Consolidated Stack 2026

PostgreSQL + pgvector + TimescaleDB + PostGIS
= 1 database, 1 backup, 1 monitoring, 1 team

Savings: 40–60% operational costs, simpler DR, less expertise needed.

When PostgreSQL Is Not Enough

  • >100TB dat — consider Citus (distributed PG) or a dedicated solution
  • Sub-millisecond cache — Redis/Dragonfly
  • Log analytics at petabyte scale — ClickHouse, Elasticsearch
  • Graph queries — Neo4j (Apache AGE extension exists, but immature)
  • Extreme write throughput — ScyllaDB, Cassandra
  • Multi-region active-active — CockroachDB, Spanner

Production Tips

Connection Pooling Is Mandatory

PostgreSQL creates a process per connection. Above 200 connections, it degrades. Use PgBouncer or Supavisor:

App → PgBouncer (transaction pooling) → PostgreSQL

Vacuum and Autovacuum

MVCC = dead rows. Autovacuum must keep up. Monitor pg_stat_user_tables.n_dead_tup and set more aggressive autovacuum for large tables.
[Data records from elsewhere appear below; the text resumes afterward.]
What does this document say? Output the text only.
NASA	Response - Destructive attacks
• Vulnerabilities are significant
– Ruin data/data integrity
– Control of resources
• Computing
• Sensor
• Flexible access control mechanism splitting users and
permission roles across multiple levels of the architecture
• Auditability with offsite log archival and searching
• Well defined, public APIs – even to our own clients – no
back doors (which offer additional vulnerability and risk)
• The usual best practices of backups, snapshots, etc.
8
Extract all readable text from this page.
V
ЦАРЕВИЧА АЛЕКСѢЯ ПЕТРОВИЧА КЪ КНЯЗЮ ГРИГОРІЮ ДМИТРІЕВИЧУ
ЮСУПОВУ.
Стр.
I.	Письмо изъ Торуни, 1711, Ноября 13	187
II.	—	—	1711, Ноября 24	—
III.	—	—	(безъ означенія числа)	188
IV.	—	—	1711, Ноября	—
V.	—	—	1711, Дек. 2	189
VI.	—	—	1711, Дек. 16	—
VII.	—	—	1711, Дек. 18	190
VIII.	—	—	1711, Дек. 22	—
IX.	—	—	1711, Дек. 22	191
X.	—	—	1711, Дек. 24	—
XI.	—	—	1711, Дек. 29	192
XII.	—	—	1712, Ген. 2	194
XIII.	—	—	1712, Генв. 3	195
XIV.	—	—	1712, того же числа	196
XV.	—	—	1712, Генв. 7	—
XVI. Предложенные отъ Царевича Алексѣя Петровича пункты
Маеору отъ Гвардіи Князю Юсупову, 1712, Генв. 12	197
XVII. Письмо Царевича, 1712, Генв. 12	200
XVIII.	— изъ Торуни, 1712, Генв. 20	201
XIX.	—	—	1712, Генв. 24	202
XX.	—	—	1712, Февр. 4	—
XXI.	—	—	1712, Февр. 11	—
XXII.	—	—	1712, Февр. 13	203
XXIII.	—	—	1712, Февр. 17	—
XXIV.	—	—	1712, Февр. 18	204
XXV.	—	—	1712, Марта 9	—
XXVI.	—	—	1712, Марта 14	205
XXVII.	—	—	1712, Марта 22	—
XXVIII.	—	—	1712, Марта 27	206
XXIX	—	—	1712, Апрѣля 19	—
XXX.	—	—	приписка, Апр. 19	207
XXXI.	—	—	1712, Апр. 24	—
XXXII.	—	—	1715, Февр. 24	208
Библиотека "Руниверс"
Partitioning for Large Tables

Declarative partitioning since PG 12+. For time-series data, partition per month/week. For multi-tenant, partition per tenant.

Logical Replication for Zero-downtime Migration

Migrating from MySQL/Oracle? Logical replication enables real-time sync without downtime.

Conclusion

PostgreSQL in 2026 covers 80–90% of database needs for a typical Czech company. Before adding another specialized database to your stack, check — can PostgreSQL with an extension handle it?

One EXPLAIN ANALYZE will tell you more than the marketing page of any NoSQL database.